Когда Датч окончательно оправилась, я привела к ней вернувшуюся из школы Аннабелль, которая и не подозревала, что сейчас познакомится со своей теткой.
 – Рада видеть вас, миссис Риардон.
 – Пожалуйста, называй меня Лили, – попросила Датч.
 – Лили была моей лучшей подругой, когда мне было сколько тебе сейчас, – сообщила я дочери.
 – Во что вы играли с мамой? – спросила Аннабелль, любуясь золотым браслетом на запястье Датч.
 – В орлянку, – улыбнулась Датч.
 – Только вместо монет были камешки, – напомнила я, – денег-то у нас не было.
 – Экси, ты помнишь? – спросила Датч.
 – Почему вы называете маму Экси? – удивилась Аннабелль.
 – Потому что, когда мне было сколько тебе сейчас, – сказала я, – меня звали Экси.
 – А меня звали Датч. – Но сестра тотчас пожалела о сказанном: – Это прозвище.
 – У мамы была сестра по имени Датч.
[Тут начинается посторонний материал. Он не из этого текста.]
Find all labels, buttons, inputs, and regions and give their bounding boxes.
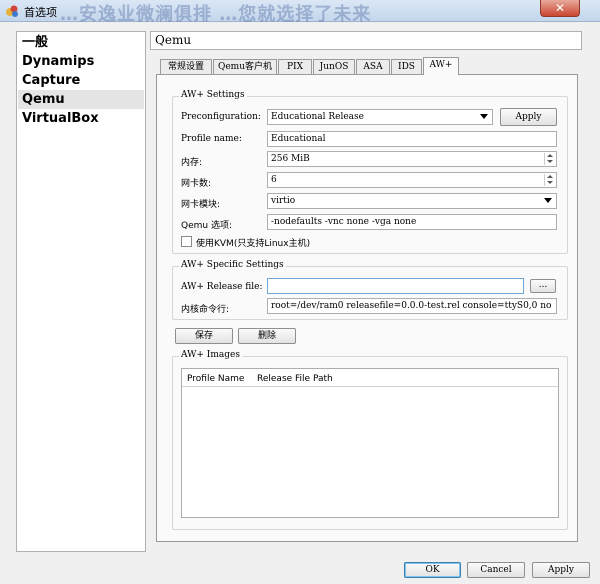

Она иногда во сне произносит это имя. Мама разыскивала ее, но Датч пропала, и Джо пропал, и мама плачет, когда говорит об этом.
 Сестра вздрогнула.
 – Мне очень жаль, что твоя мама так грустит.
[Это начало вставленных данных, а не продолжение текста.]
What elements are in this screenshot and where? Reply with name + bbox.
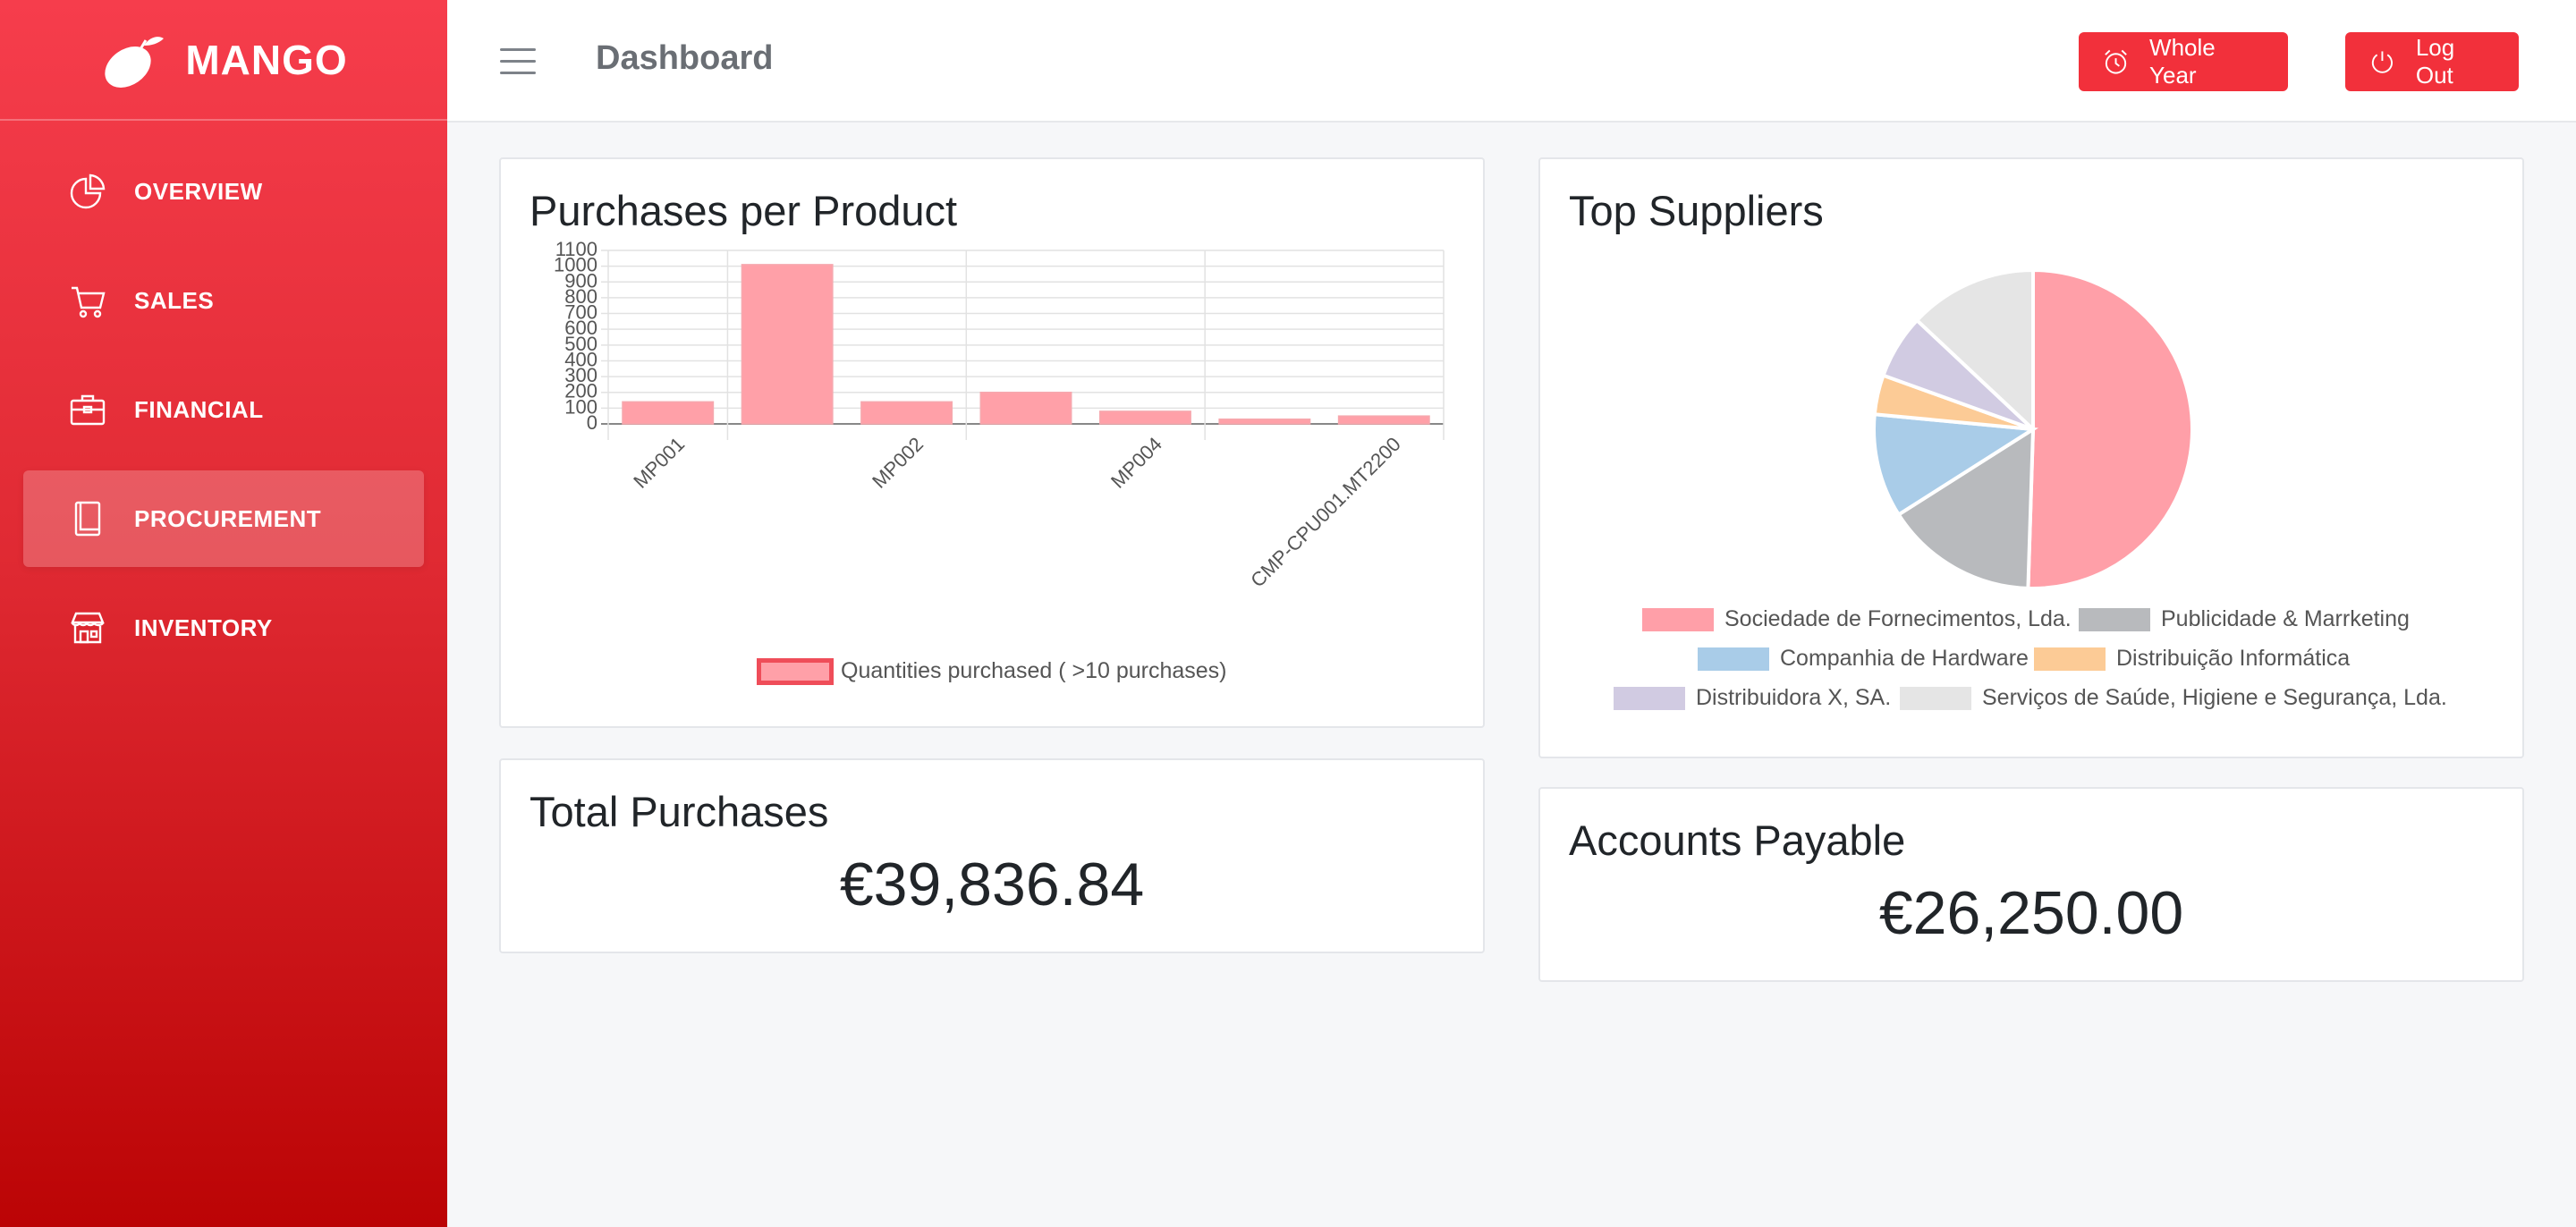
sidebar-item-label: FINANCIAL [134, 395, 264, 423]
legend-swatch [1642, 607, 1714, 631]
y-tick-label: 1100 [555, 238, 597, 260]
legend-label: Distribuição Informática [2116, 646, 2351, 671]
book-icon [68, 499, 107, 538]
total-purchases-card: Total Purchases €39,836.84 [499, 758, 1485, 953]
legend-swatch [2079, 607, 2150, 631]
log-out-label: Log Out [2415, 34, 2455, 89]
briefcase-icon [68, 390, 107, 429]
legend-label: Quantities purchased ( >10 purchases) [841, 658, 1227, 683]
purchases-per-product-card: Purchases per Product 0 100 200 300 400 500 60… [499, 157, 1485, 728]
purchases-bar-chart: 010020030040050060070080090010001100MP00… [554, 238, 1445, 592]
legend-label: Distribuidora X, SA. [1696, 685, 1892, 710]
sidebar-nav: OVERVIEW SALES FINANCIAL PROCUREMENT INV… [0, 121, 447, 676]
accounts-payable-card: Accounts Payable €26,250.00 [1538, 787, 2524, 982]
sidebar-item-inventory[interactable]: INVENTORY [23, 580, 424, 676]
card-title: Accounts Payable [1569, 817, 1906, 864]
pie-slice [2026, 267, 2194, 590]
alarm-clock-icon [2105, 49, 2127, 74]
x-tick-label: MP002 [868, 433, 928, 493]
bar [860, 401, 953, 425]
sidebar-item-label: OVERVIEW [134, 177, 263, 205]
bar [1218, 418, 1311, 425]
whole-year-button[interactable]: Whole Year [2079, 32, 2288, 91]
legend-swatch[interactable] [757, 658, 834, 685]
pie-legend-item[interactable]: Sociedade de Fornecimentos, Lda. [1642, 606, 2072, 632]
legend-label: Companhia de Hardware [1780, 646, 2029, 671]
x-tick-label: MP001 [629, 433, 689, 493]
bar [1337, 415, 1430, 425]
accounts-payable-value: €26,250.00 [1878, 879, 2184, 947]
mango-logo-icon [105, 36, 165, 88]
store-icon [68, 608, 107, 647]
log-out-button[interactable]: Log Out [2345, 32, 2519, 91]
sidebar-item-label: SALES [134, 286, 215, 314]
top-bar: Dashboard Whole Year Log Out [447, 0, 2576, 123]
power-icon [2371, 51, 2393, 73]
legend-label: Sociedade de Fornecimentos, Lda. [1724, 606, 2072, 631]
sidebar: MANGO OVERVIEW SALES FINANCIAL PROCUREME… [0, 0, 447, 1227]
hamburger-menu-icon[interactable] [500, 48, 536, 75]
card-title: Total Purchases [530, 788, 829, 835]
bar [622, 401, 715, 425]
legend-label: Publicidade & Marrketing [2161, 606, 2410, 631]
brand-name: MANGO [185, 36, 348, 83]
sidebar-item-label: INVENTORY [134, 614, 273, 641]
legend-swatch [1698, 647, 1769, 671]
legend-swatch [1614, 686, 1685, 710]
bar [979, 391, 1072, 425]
total-purchases-value: €39,836.84 [839, 850, 1145, 918]
legend-swatch [2034, 647, 2106, 671]
x-tick-label: CMP-CPU001.MT2200 [1246, 433, 1405, 592]
sidebar-item-procurement[interactable]: PROCUREMENT [23, 470, 424, 567]
brand[interactable]: MANGO [0, 0, 447, 121]
cart-icon [68, 281, 107, 320]
legend-label: Serviços de Saúde, Higiene e Segurança, … [1982, 685, 2447, 710]
pie-chart-icon [68, 172, 107, 211]
top-suppliers-card: Top Suppliers Sociedade de Fornecimentos… [1538, 157, 2524, 758]
sidebar-item-sales[interactable]: SALES [23, 252, 424, 349]
bar [741, 264, 834, 425]
bar [1098, 410, 1191, 425]
x-tick-label: MP004 [1106, 433, 1166, 493]
legend-swatch [1900, 686, 1971, 710]
pie-legend-item[interactable]: Serviços de Saúde, Higiene e Segurança, … [1900, 685, 2447, 711]
suppliers-pie-chart [1872, 267, 2194, 590]
sidebar-item-overview[interactable]: OVERVIEW [23, 143, 424, 240]
page-title: Dashboard [596, 39, 774, 77]
pie-legend-item[interactable]: Companhia de Hardware [1698, 646, 2029, 672]
whole-year-label: Whole Year [2149, 34, 2216, 89]
sidebar-item-label: PROCUREMENT [134, 504, 322, 532]
sidebar-item-financial[interactable]: FINANCIAL [23, 361, 424, 458]
pie-legend-item[interactable]: Distribuição Informática [2034, 646, 2350, 672]
pie-legend-item[interactable]: Publicidade & Marrketing [2079, 606, 2410, 632]
pie-legend-item[interactable]: Distribuidora X, SA. [1614, 685, 1891, 711]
 – Да, она грустит, – вздохнула Аннабелль. – Потому что ее мама умерла. А сестра и брат пропали. – Аннабелль повернулась ко мне: – Как, мама? Как они опять пропали?
 – Это долгая история. Расскажу как-нибудь в другой раз. А теперь давай придумаем, как развеселить нашу дорогую подругу Лили, чтобы она захотела пожить у нас подольше?
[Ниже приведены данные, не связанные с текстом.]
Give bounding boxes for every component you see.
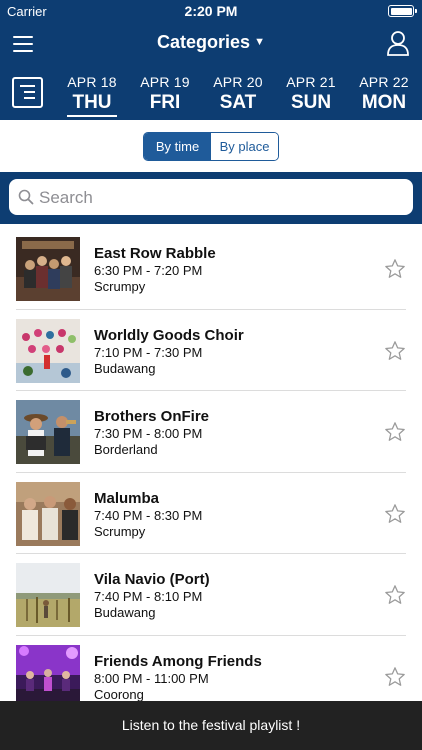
agenda-icon[interactable] xyxy=(12,77,43,108)
day-weekday: THU xyxy=(57,92,127,117)
event-info: Worldly Goods Choir 7:10 PM - 7:30 PM Buda… xyxy=(94,327,364,377)
user-icon[interactable] xyxy=(386,30,410,56)
event-thumbnail xyxy=(16,318,80,383)
event-row[interactable]: Malumba 7:40 PM - 8:30 PM Scrumpy xyxy=(0,473,422,554)
day-tab[interactable]: APR 22 MON xyxy=(349,74,419,114)
search-icon xyxy=(18,189,34,205)
event-title: East Row Rabble xyxy=(94,245,216,262)
day-month: APR 22 xyxy=(359,74,409,90)
day-weekday: SAT xyxy=(219,92,257,113)
view-toggle: By time By place xyxy=(143,132,279,161)
event-thumbnail xyxy=(16,563,80,627)
day-tab[interactable]: APR 19 FRI xyxy=(130,74,200,114)
event-info: Malumba 7:40 PM - 8:30 PM Scrumpy xyxy=(94,490,364,540)
clock: 2:20 PM xyxy=(184,3,238,19)
event-thumbnail xyxy=(16,237,80,301)
event-venue: Borderland xyxy=(94,442,158,457)
event-title: Brothers OnFire xyxy=(94,408,210,425)
day-weekday: MON xyxy=(361,92,407,113)
event-info: Brothers OnFire 7:30 PM - 8:00 PM Borderla… xyxy=(94,408,364,458)
battery-icon xyxy=(388,5,417,17)
event-thumbnail xyxy=(16,481,80,546)
by-place-tab[interactable]: By place xyxy=(211,133,278,160)
date-selector: APR 18 THU APR 19 FRI APR 20 SAT APR 21 SUN APR … xyxy=(0,70,422,120)
event-info: Friends Among Friends 8:00 PM - 11:00 PM C… xyxy=(94,653,364,703)
event-row[interactable]: Worldly Goods Choir 7:10 PM - 7:30 PM Buda… xyxy=(0,310,422,391)
categories-label: Categories xyxy=(157,32,251,52)
event-time: 7:40 PM - 8:10 PM xyxy=(94,589,203,604)
day-weekday: SUN xyxy=(290,92,332,113)
status-bar: Carrier 2:20 PM xyxy=(0,0,422,22)
event-thumbnail xyxy=(16,400,80,464)
event-time: 7:40 PM - 8:30 PM xyxy=(94,507,203,523)
star-icon[interactable] xyxy=(384,503,406,525)
event-time: 7:10 PM - 7:30 PM xyxy=(94,344,203,360)
event-title: Vila Navio (Port) xyxy=(94,571,210,588)
day-month: APR 18 xyxy=(67,74,117,90)
search-input[interactable]: Search xyxy=(9,179,413,215)
event-info: East Row Rabble 6:30 PM - 7:20 PM Scrumpy xyxy=(94,245,364,295)
event-title: Worldly Goods Choir xyxy=(94,326,244,344)
event-row[interactable]: East Row Rabble 6:30 PM - 7:20 PM Scrumpy xyxy=(0,228,422,310)
star-icon[interactable] xyxy=(384,258,406,280)
caret-down-icon: ▼ xyxy=(254,36,265,48)
event-time: 8:00 PM - 11:00 PM xyxy=(94,670,209,686)
day-month: APR 21 xyxy=(286,74,336,90)
event-info: Vila Navio (Port) 7:40 PM - 8:10 PM Budawa… xyxy=(94,571,364,621)
star-icon[interactable] xyxy=(384,666,406,688)
event-thumbnail xyxy=(16,644,80,709)
event-title: Malumba xyxy=(94,489,160,507)
event-venue: Scrumpy xyxy=(94,523,146,539)
event-title: Friends Among Friends xyxy=(94,652,262,670)
event-venue: Budawang xyxy=(94,360,156,376)
playlist-banner[interactable]: Listen to the festival playlist ! xyxy=(0,701,422,750)
star-icon[interactable] xyxy=(384,421,406,443)
by-time-tab[interactable]: By time xyxy=(144,133,211,160)
categories-dropdown[interactable]: Categories ▼ xyxy=(0,32,422,53)
day-tab[interactable]: APR 21 SUN xyxy=(276,74,346,114)
nav-row: Categories ▼ xyxy=(0,22,422,66)
event-row[interactable]: Brothers OnFire 7:30 PM - 8:00 PM Borderla… xyxy=(0,391,422,473)
search-placeholder: Search xyxy=(39,188,93,207)
star-icon[interactable] xyxy=(384,584,406,606)
search-bar: Search xyxy=(0,172,422,224)
event-venue: Budawang xyxy=(94,605,156,620)
event-time: 6:30 PM - 7:20 PM xyxy=(94,263,203,278)
day-weekday: FRI xyxy=(149,92,181,113)
day-tab[interactable]: APR 18 THU xyxy=(57,74,127,117)
event-list: East Row Rabble 6:30 PM - 7:20 PM Scrumpy W… xyxy=(0,228,422,717)
day-month: APR 20 xyxy=(213,74,263,90)
day-tab[interactable]: APR 20 SAT xyxy=(203,74,273,114)
star-icon[interactable] xyxy=(384,340,406,362)
event-venue: Scrumpy xyxy=(94,279,146,294)
event-row[interactable]: Vila Navio (Port) 7:40 PM - 8:10 PM Budawa… xyxy=(0,554,422,636)
event-time: 7:30 PM - 8:00 PM xyxy=(94,426,203,441)
day-month: APR 19 xyxy=(140,74,190,90)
 – Концерт! – захлопала в ладоши дочь. – Устроим для нее концерт, мамочка!
 – Что за концерт? – заинтересовалась Датч.
 – Аннабелль у нас музыкальное дитя, – не удержалась я от похвальбы. – Юная Дженни Линд, играет на фортепиано и поет как соловей.
 – А что ты любишь петь? – спросила Датч.
 – Немецкие песенки, ирландские, песни Мендельсона и все, что мне задает моя учительница мисс Пирсон.
 – Знаешь, я бы тоже с удовольствием спела, – сказала Датч.
 – Значит, мы устроим концерт на двоих! – обрадовалась Аннабелль и помчалась рассказывать новость своей верной публике – компании фарфоровых кукол.
 – У тебя такая милая дочь, – улыбнулась сестра.
 – И у тебя такая будет в один прекрасный день, я уверена. Датч закусила губу, лицо ее исказила печаль. Выходя из ее комнаты, я заметила, как она смотрит на склянку с таблетками. Сердце у меня стукнуло, и я уже не знала, хочу ли этого, ведь тогда она вернется к прежней жизни, к мужу, ничуть не поумнев. А если не примет лекарство, то наверняка останется у меня. На какой-то миг у меня даже мелькнула мысль, а не подменить ли лунные таблетки сахарными. Датч родит ребенка. А я сохраню сестру.